Dr. Charles McCulloch received his PhD in Statistics from Cornell University and returned to the faculty there after an appointment at Florida State University. Before coming to UCSF, he spent 18 years at Cornell, eventually becoming Professor and the founding Chair of the Department of Statistical Science. He conducts primary research in the areas of longitudinal data analysis, generalized linear mixed models, and latent class models. He is the co-author of four textbooks and author of the Institute of Mathematical Statistics monograph, "Generalized Linear Mixed Models." He is a fellow of the American Statistical Association, and an elected member of the International Statistical Institute. He was the primary lecturer for an NSF-CBMS Regional Research Conference in 1999 on the topic of generalized linear mixed models. He has over 30 years of statistical consulting and collaborative experience.

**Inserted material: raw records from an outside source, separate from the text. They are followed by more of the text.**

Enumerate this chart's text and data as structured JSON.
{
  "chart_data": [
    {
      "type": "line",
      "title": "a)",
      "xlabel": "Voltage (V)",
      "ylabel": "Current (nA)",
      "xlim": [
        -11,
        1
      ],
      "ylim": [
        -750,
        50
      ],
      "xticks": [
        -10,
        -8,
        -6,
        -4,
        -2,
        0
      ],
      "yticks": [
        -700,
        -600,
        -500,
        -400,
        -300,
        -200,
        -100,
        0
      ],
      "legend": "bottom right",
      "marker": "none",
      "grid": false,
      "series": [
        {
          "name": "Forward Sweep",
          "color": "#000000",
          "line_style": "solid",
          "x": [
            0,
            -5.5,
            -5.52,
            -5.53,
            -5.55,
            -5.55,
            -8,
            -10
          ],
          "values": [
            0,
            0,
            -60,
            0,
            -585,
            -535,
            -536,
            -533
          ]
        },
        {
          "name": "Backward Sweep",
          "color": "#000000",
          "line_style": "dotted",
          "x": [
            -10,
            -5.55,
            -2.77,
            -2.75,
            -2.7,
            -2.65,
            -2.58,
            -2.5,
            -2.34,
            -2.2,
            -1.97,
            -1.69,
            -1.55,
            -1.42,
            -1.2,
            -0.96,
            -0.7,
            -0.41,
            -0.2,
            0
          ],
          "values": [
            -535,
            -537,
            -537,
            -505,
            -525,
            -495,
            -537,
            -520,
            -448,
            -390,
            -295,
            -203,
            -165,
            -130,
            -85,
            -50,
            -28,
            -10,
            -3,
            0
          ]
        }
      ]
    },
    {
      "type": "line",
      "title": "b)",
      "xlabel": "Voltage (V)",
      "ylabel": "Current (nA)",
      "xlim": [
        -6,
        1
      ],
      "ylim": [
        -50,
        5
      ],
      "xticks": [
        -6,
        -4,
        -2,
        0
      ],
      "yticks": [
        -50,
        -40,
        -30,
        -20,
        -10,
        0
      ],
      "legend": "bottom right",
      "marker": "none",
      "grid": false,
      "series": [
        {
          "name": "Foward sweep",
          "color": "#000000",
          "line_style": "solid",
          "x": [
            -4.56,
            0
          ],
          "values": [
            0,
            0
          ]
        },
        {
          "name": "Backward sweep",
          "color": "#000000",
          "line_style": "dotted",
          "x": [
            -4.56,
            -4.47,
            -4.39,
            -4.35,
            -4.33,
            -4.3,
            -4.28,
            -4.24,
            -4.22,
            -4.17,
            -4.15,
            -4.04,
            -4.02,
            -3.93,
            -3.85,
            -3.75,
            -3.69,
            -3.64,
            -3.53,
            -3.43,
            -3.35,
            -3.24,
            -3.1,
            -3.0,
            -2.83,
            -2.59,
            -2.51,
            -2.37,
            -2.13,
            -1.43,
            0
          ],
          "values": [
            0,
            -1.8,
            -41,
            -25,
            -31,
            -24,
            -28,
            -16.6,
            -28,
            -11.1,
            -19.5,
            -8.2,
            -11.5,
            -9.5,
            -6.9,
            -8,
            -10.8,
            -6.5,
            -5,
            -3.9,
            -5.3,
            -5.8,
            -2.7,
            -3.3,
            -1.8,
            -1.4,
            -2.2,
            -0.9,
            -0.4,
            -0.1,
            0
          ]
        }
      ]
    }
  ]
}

Title: small thoughts on Big Data
Abstract: I will begin my talk by describing some of my history with “big data,” much of it at Cornell, and what I think is and is not new about big data. In the second part of the talk I will discuss recent research that has been motivated by one type of big data, electronic medical records. The hope is that the wealth of clinical data and the realistic setting (compared to information derived from highly controlled and often artificial experiments like randomized trials) will aid in the investigation of determinants of disease and understanding of which treatments are effective for which patients. The hype is that the availability of information in such databases is often driven by how a patient feels, is therefore associated with the outcomes being analyzed, and can lead to severe bias. My goal is to understand the utility (or disutility) of research conducted using such data. I describe diagnostic methods for uncovering this outcome-dependence and theoretical results on bias that help split the hype from the hope.